For the past couple of weeks, I’ve been working on the new dining room ceiling. On one side of the room, mice had eaten away a pretty big chunk of the old acoustic tile. There was another hole left for access to plumbing and covered with a plywood patch. Even though such things give a place a certain nuanced charm, I suppose, we decided those quaint qualities had to go. Now, there’s a new drywall ceiling that does not as yet have any mouse holes or utility access.
It also doesn’t as yet have any paint but it moved a big step closer yesterday. After a half-dozen or so steps and layers of finishing, we finally got to the sanding phase. Of course, when it comes to sanding Sheetrock ™ at our house, “we” means “me and the mouse in my shirt pocket.” Even he shirked work yesterday.
Mouse is apparently averse to drywall dust, which is admittedly rather pernicious. About the consistency and color of talcum powder, it has a way of drifting into and onto every crevice and surface in the house. Having learned the hard way about the less than complete effectiveness of just closing doors, I took the extra measure yesterday of also sealing the doorways with plastic.

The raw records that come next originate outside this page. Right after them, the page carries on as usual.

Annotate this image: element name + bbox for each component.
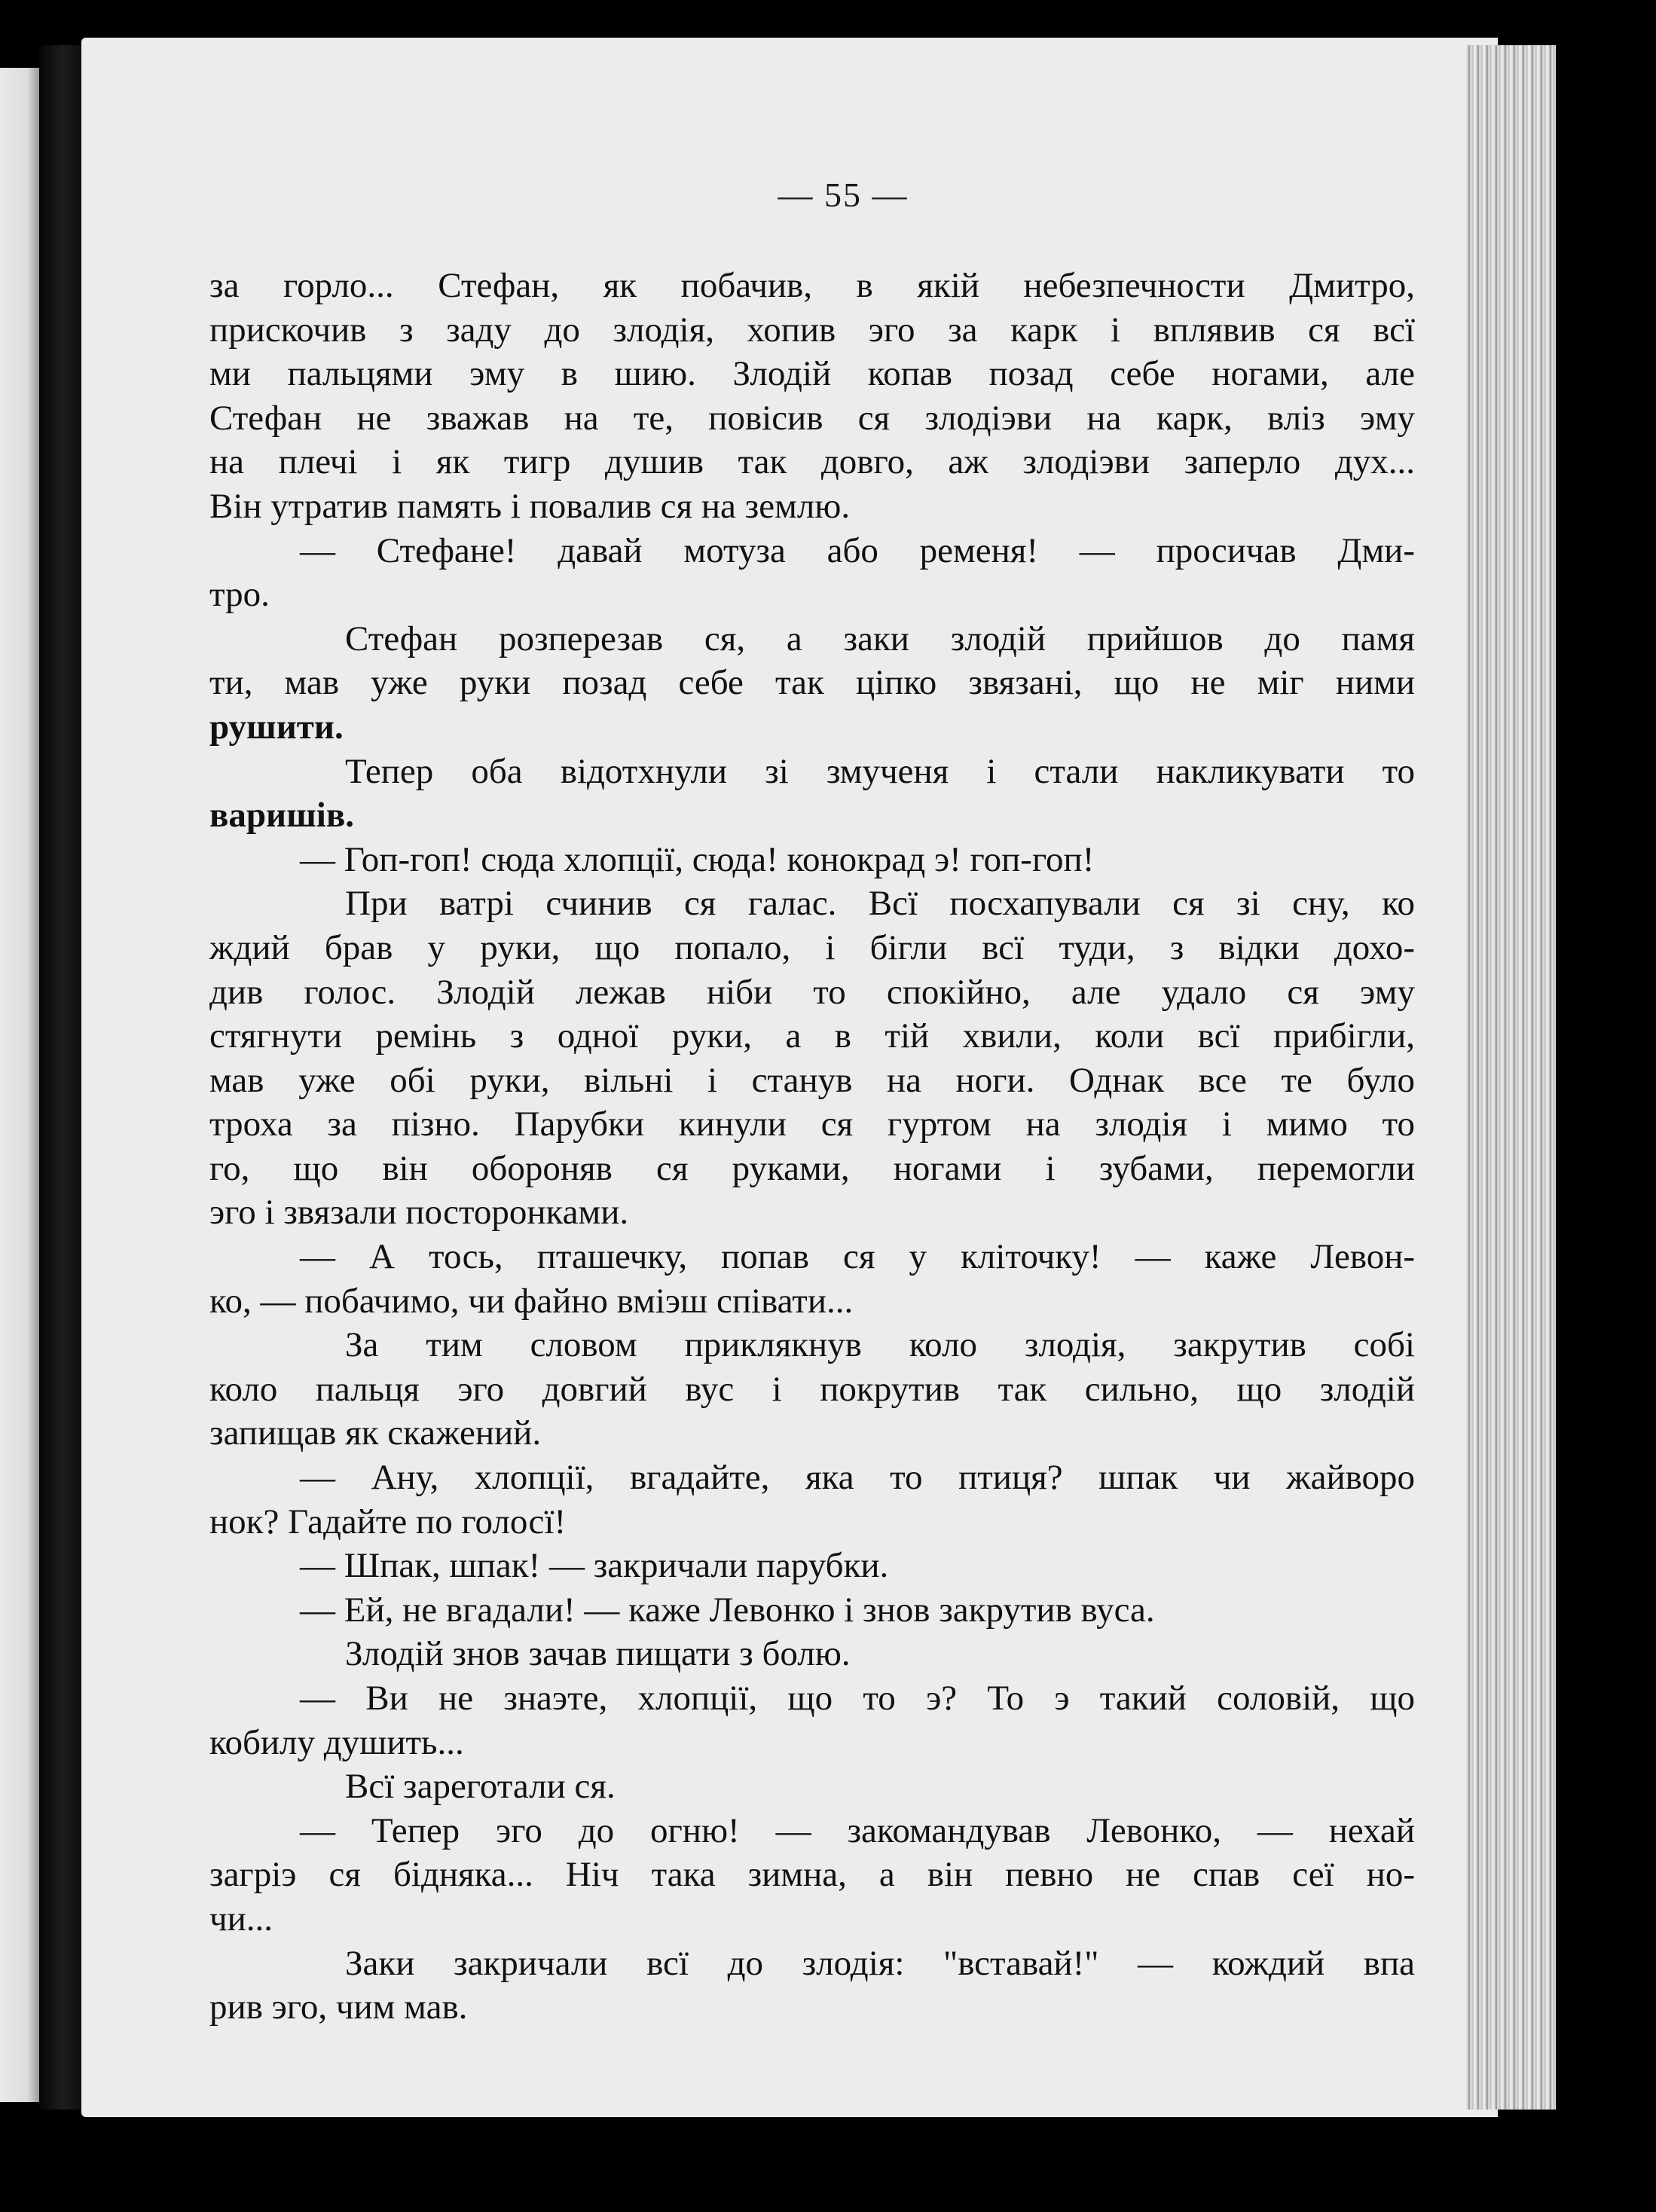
text-line: — Гоп-гоп! сюда хлопції, сюда! конокрад э! гоп-гоп! <box>300 839 1095 879</box>
text-line: За тим словом приклякнув коло злодія, закрутив собі <box>345 1325 1415 1365</box>
text-line: ждий брав у руки, що попало, і бігли всї туди, з відки дохо- <box>209 927 1415 967</box>
text-line: чи... <box>209 1899 273 1939</box>
text-line: — Стефане! давай мотуза або ременя! — просичав Дми- <box>300 530 1415 570</box>
text-line: рив эго, чим мав. <box>209 1987 468 2027</box>
text-line: Заки закричали всї до злодія: "вставай!" — кождий впа <box>345 1943 1415 1983</box>
text-line: за горло... Стефан, як побачив, в якій небезпечности Дмитро, <box>209 266 1415 305</box>
text-line: — А тось, пташечку, попав ся у кліточку! — каже Левон- <box>300 1237 1415 1277</box>
text-line: див голос. Злодій лежав ніби то спокійно, але удало ся эму <box>209 972 1415 1012</box>
text-line: Стефан розперезав ся, а заки злодій прийшов до памя <box>345 619 1415 658</box>
text-line: ти, мав уже руки позад себе так ціпко звязані, що не міг ними <box>209 663 1415 703</box>
text-line: ми пальцями эму в шию. Злодій копав позад себе ногами, але <box>209 354 1415 394</box>
text-line: троха за пізно. Парубки кинули ся гуртом на злодія і мимо то <box>209 1104 1415 1144</box>
text-line: прискочив з заду до злодія, хопив эго за карк і вплявив ся всї <box>209 310 1415 350</box>
text-line: Стефан не зважав на те, повісив ся злодіэви на карк, вліз эму <box>209 398 1415 438</box>
body-text <box>209 264 1415 2030</box>
text-line: мав уже обі руки, вільні і станув на ноги. Однак все те було <box>209 1060 1415 1100</box>
text-line: Тепер оба відотхнули зі змученя і стали накликувати то <box>345 751 1415 791</box>
text-line: нок? Гадайте по голосї! <box>209 1502 567 1541</box>
text-line: на плечі і як тигр душив так довго, аж злодіэви заперло дух... <box>209 442 1415 482</box>
text-line: эго і звязали посторонками. <box>209 1193 629 1233</box>
text-line: — Тепер эго до огню! — закомандував Левонко, — нехай <box>300 1810 1415 1850</box>
text-line: го, що він обороняв ся руками, ногами і зубами, перемогли <box>209 1148 1415 1188</box>
text-line: коло пальця эго довгий вус і покрутив так сильно, що злодій <box>209 1369 1415 1409</box>
text-line: — Ви не знаэте, хлопції, що то э? То э такий соловій, що <box>300 1679 1415 1718</box>
text-line: кобилу душить... <box>209 1722 464 1762</box>
text-line: Злодій знов зачав пищати з болю. <box>345 1634 851 1674</box>
text-line: рушити. <box>209 707 344 747</box>
text-line: — Ану, хлопції, вгадайте, яка то птиця? шпак чи жайворо <box>300 1458 1415 1498</box>
book-binding <box>39 45 86 2110</box>
text-line: Він утратив память і повалив ся на землю. <box>209 486 851 526</box>
text-line: Всї зареготали ся. <box>345 1767 616 1807</box>
text-line: варишів. <box>209 796 354 836</box>
page-number: — 55 — <box>778 176 909 214</box>
text-line: загріэ ся бідняка... Ніч така зимна, а він певно не спав сеї но- <box>209 1855 1415 1895</box>
text-line: тро. <box>209 575 270 615</box>
text-line: — Шпак, шпак! — закричали парубки. <box>300 1546 889 1586</box>
text-line: ко, — побачимо, чи файно вміэш співати... <box>209 1281 854 1321</box>
text-line: — Ей, не вгадали! — каже Левонко і знов закрутив вуса. <box>300 1590 1155 1630</box>
page-edges <box>1465 45 1556 2110</box>
background-shadow <box>1556 0 1656 2212</box>
text-line: При ватрі счинив ся галас. Всї посхапували ся зі сну, ко <box>345 884 1415 924</box>
text-line: стягнути ремінь з одної руки, а в тій хвили, коли всї прибігли, <box>209 1016 1415 1056</box>
text-line: запищав як скажений. <box>209 1413 542 1453</box>
previous-page-edge <box>0 68 39 2102</box>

Randa helped me cover the double doorway into the living room, the kitchen doorway and the large built-in china cabinet. After she helped me start covering the final doorway into the den, she then abandoned me as prescribed by ancient rules of remodeling and local ordinance. I sealed the final doorway and began sanding.
An hour-and-a-half later, with arms aching and neck sore, I emerged, looking like a cross between Fuzzy Noller and the Abominable Snowman. Fused by sweat, layers of gypsum had built up into a cocoon on my arms. Puffs of dust rose from my shoes with each step. There was so much white dust in my beard and hair that I looked nearly three years older. But there wasn’t a speck of drywall dust anywhere else in the house.
There are jobs that by necessity involve some measure of mess. The best we can do is to get through them without making the mess more work for those around us. I believe the old adage says, “An ounce of prevention is worth a pound of cure.” Sometimes, it’s also worth more than that in preserving marital relations.